Health

One Lettuce Leaf, a Surprising Dose of Vitamin K

The humble salad green that quietly looks after your bones

Once spring sun gets going and your lettuce grows to about the size of your palm, you start pulling off a leaf or two for the dinner table. Green leaf, red leaf, romaine, these are all greens you can raise in a single corner of a balcony. What's less widely known is that the lettuce you eat a leaf or two of each day is also tied to bone health. The deeper green the leaf, the more vitamin K it holds, and dark leafy greens like lettuce are one of the best sources.

What Vitamin K Does for Your Bones

Vitamin K is the nutrient that helps the proteins responsible for anchoring calcium to your bones do their job. You can eat plenty of calcium, but if those proteins aren't activated, the calcium has a hard time settling into the bone. That's why meals that pair calcium with vitamin K are considered good for bone health. Vitamin K is fat-soluble, so your body absorbs it better when you eat it with a little fat. Wrapping a piece of grilled meat in a lettuce leaf, or dressing a salad with olive oil, actually works in your favor here.

One word of caution, though. If you take blood thinners in the warfarin family, a sudden jump or drop in how much vitamin K you eat can affect how well the medication works. In that case there's no need to give up lettuce; the safest approach is simply to keep your usual amount steady from day to day.

The Nutrition Packed Into a Single Leaf

Beyond vitamin K, lettuce carries other compounds that benefit your bones and cells. According to data from Korea's Rural Development Administration, 100 grams of lettuce contains about 49 micrograms of folate. Folate is a nutrient your body uses to build new cells, which makes it especially worth recommending for anyone trying to conceive or already pregnant. On top of that you get calcium, iron, and antioxidant pigments like anthocyanins and beta-carotene that give the leaves their color. That reddish tint in red leaf lettuce is anthocyanin, and the darker the variety, like the deeply colored Heukharang cultivar, the more pigment it holds.

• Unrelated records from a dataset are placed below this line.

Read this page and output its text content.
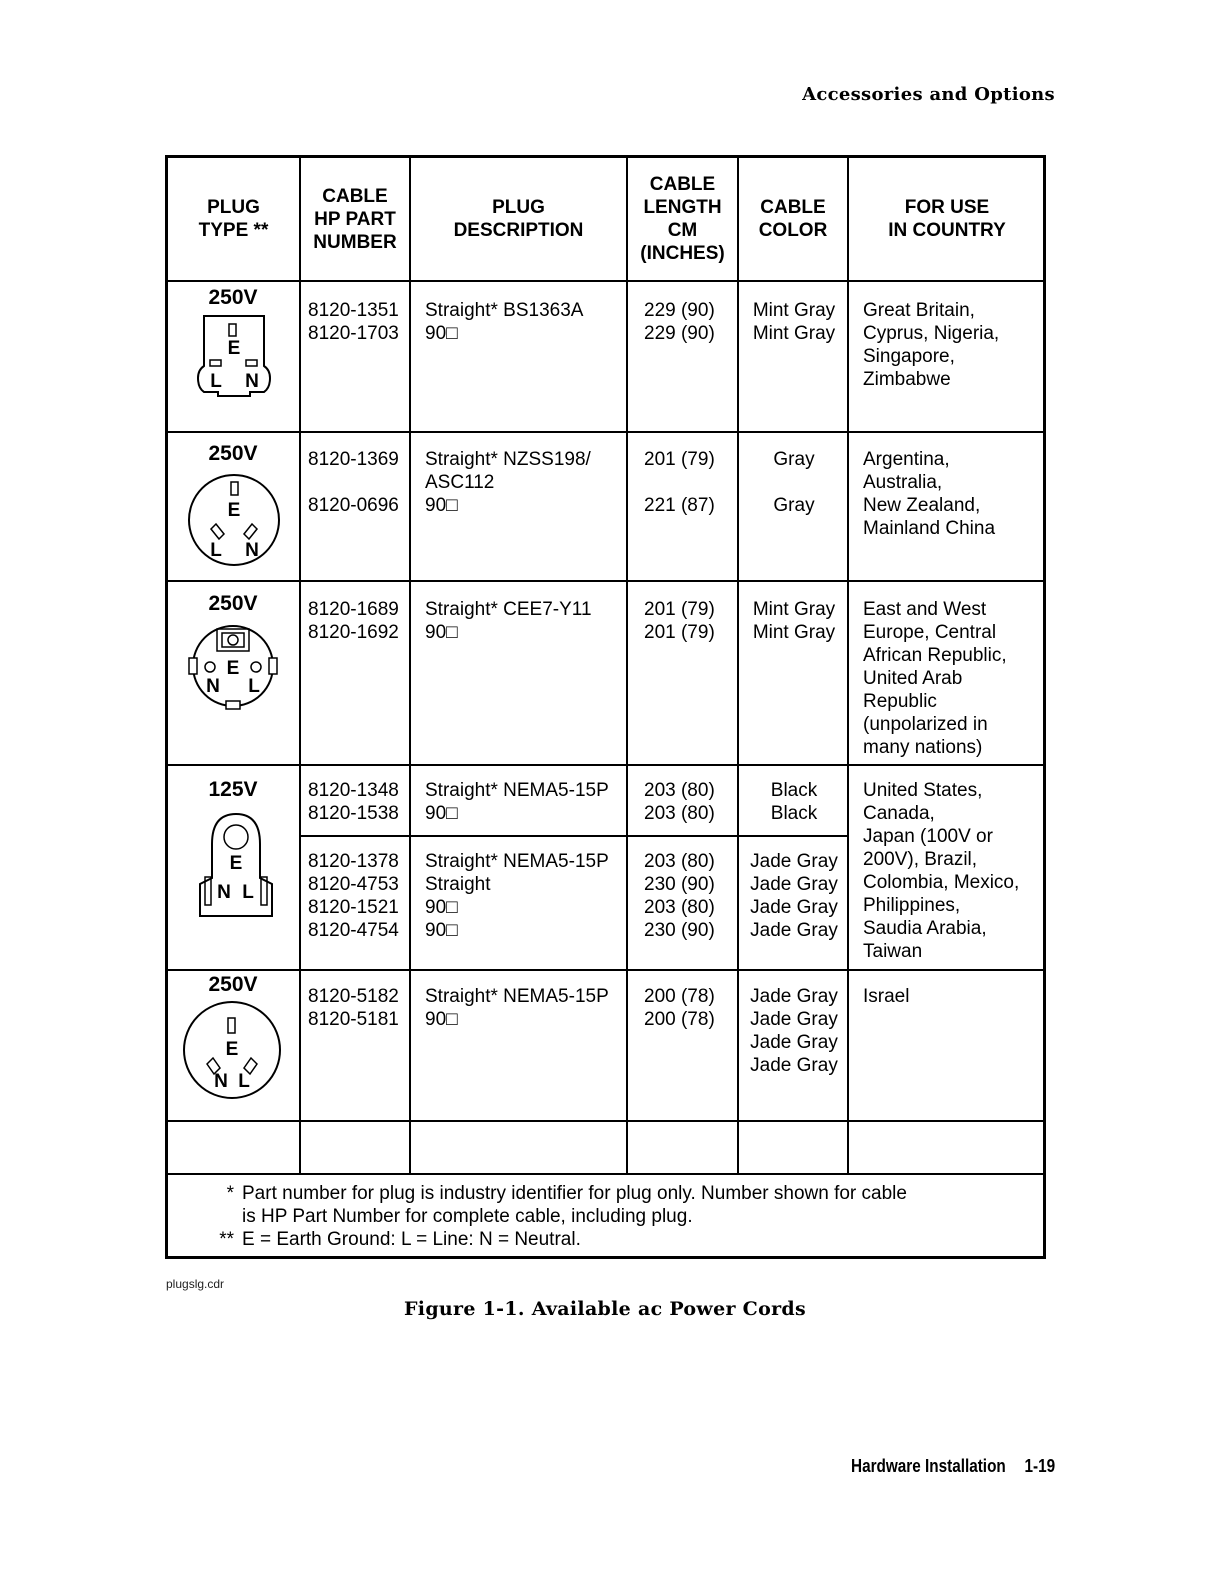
Accessories and Options
PLUG
TYPE **
CABLE
HP PART
NUMBER
PLUG
DESCRIPTION
CABLE
LENGTH
CM
(INCHES)
CABLE
COLOR
FOR USE
IN COUNTRY
250V
E
L N
8120-1351
8120-1703
Straight* BS1363A
90□
229 (90)
229 (90)
Mint Gray
Mint Gray
Great Britain,
Cyprus, Nigeria,
Singapore,
Zimbabwe
250V
E
L N
8120-1369

8120-0696
Straight* NZSS198/
ASC112
90□
201 (79)

221 (87)
Gray

Gray
Argentina,
Australia,
New Zealand,
Mainland China
250V
E
N L
8120-1689
8120-1692
Straight* CEE7-Y11
90□
201 (79)
201 (79)
Mint Gray
Mint Gray
East and West
Europe, Central
African Republic,
United Arab
Republic
(unpolarized in
many nations)
125V
E
N L
8120-1348
8120-1538
Straight* NEMA5-15P
90□
203 (80)
203 (80)
Black
Black
8120-1378
8120-4753
8120-1521
8120-4754
Straight* NEMA5-15P
Straight
90□
90□
203 (80)
230 (90)
203 (80)
230 (90)
Jade Gray
Jade Gray
Jade Gray
Jade Gray
United States,
Canada,
Japan (100V or
200V), Brazil,
Colombia, Mexico,
Philippines,
Saudia Arabia,
Taiwan
250V
E
N L
8120-5182
8120-5181
Straight* NEMA5-15P
90□
200 (78)
200 (78)
Jade Gray
Jade Gray
Jade Gray
Jade Gray
Israel
* Part number for plug is industry identifier for plug only. Number shown for cable
is HP Part Number for complete cable, including plug.
** E = Earth Ground: L = Line: N = Neutral.
plugslg.cdr
Figure 1-1. Available ac Power Cords
Hardware Installation 1-19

Snap a stem and you'll see a milky white sap that contains a compound called lactucin. Lactucin has a mild calming effect, which is why lettuce has long been used as a sleep-friendly vegetable. The practice is an old one, recorded as a medicinal use not only in Korea and China but even in the writings of ancient Egypt.

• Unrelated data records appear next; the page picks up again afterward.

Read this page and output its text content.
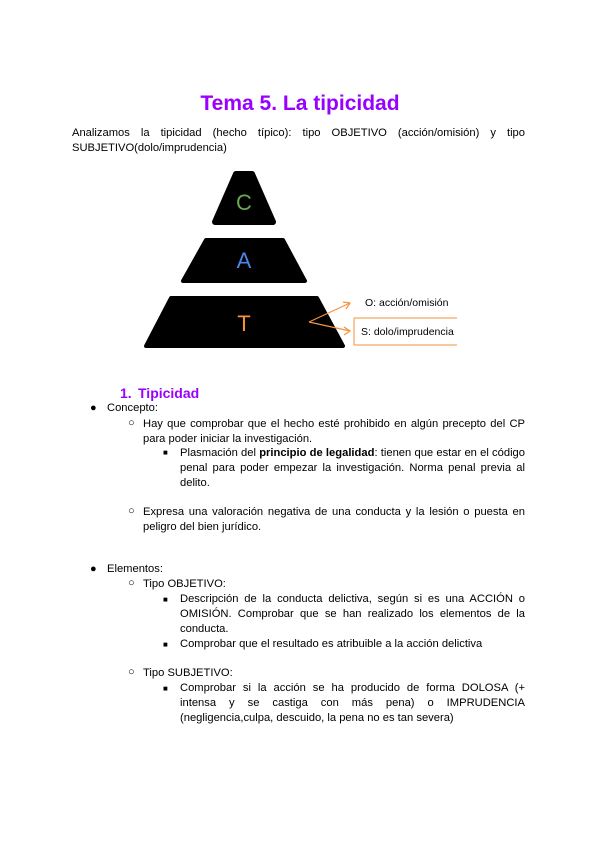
Tema 5. La tipicidad
Analizamos la tipicidad (hecho típico): tipo OBJETIVO (acción/omisión) y tipo
SUBJETIVO(dolo/imprudencia)
C
A
T
O: acción/omisión
S: dolo/imprudencia
1. Tipicidad
● Concepto:
○ Hay que comprobar que el hecho esté prohibido en algún precepto del CP para poder iniciar la investigación.
■ Plasmación del principio de legalidad: tienen que estar en el código penal para poder empezar la investigación. Norma penal previa al delito.
○ Expresa una valoración negativa de una conducta y la lesión o puesta en peligro del bien jurídico.
● Elementos:
○ Tipo OBJETIVO:
■ Descripción de la conducta delictiva, según si es una ACCIÓN o OMISIÓN. Comprobar que se han realizado los elementos de la conducta.
■ Comprobar que el resultado es atribuible a la acción delictiva
○ Tipo SUBJETIVO:
■ Comprobar si la acción se ha producido de forma DOLOSA (+ intensa y se castiga con más pena) o IMPRUDENCIA (negligencia,culpa, descuido, la pena no es tan severa)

The Sleep Benefit, Backed by Numbers

That traditional use has recently been confirmed in the clinic. Heukharang, a domestic variety developed by South Jeolla Province's Agricultural Research and Extension Services, contains up to 124 times the lactucin of ordinary lettuce. Animal studies reported that an extract of Heukharang leaves helps promote sleep by acting through GABA (gamma-aminobutyric acid) receptors, and in 2025 a randomized, double-blind, placebo-controlled trial of 91 Korean adults was published. The group that took the Heukharang extract scored lower on sleep-quality (PSQI) than the placebo group (6.48 versus 7.41), and in measurements timing how long it took to fall asleep, total sleep time rose by about 35 minutes. You can't expect the same effect from a leaf or two of ordinary lettuce, but it does give a molecular explanation for the old habit of serving lettuce alongside dinner.

How to Get the Most Out of It

Both vitamin K and lactucin are sensitive to heat, and some of what lettuce offers is fat-soluble, so eating the leaves raw with a little fat suits them well. Wrap pork belly or beef in a lettuce leaf and the fat from the meat helps your body absorb the vitamin K, while the fiber and water lighten up a heavy meal. Add ssamjang, a dipping paste of garlic, chili, and doenjang (fermented soybean paste), and the savory tang of fermentation plays nicely against the soft leaves. For a Western take, a salad with olive oil and balsamic helps absorption on the very same principle.

  • Finish dinner with two or three lettuce leaves and you may get a little help from the calming compounds.
  • Eat it alongside fatty protein (meat, olive oil) to boost absorption of the fat-soluble vitamins.
  • If you take medication, don't change your intake abruptly; keep it as steady as your usual amount.

Sow seeds in spring (March through April) and fall (September) and you can harvest in May and June, then again in October and November. Plant a single row of green leaf lettuce in one corner of your balcony and you'll have a fresh leaf of vitamin K to pick every day. Starting with tonight's dinner, reach for the deepest green leaf and add one more to your plate.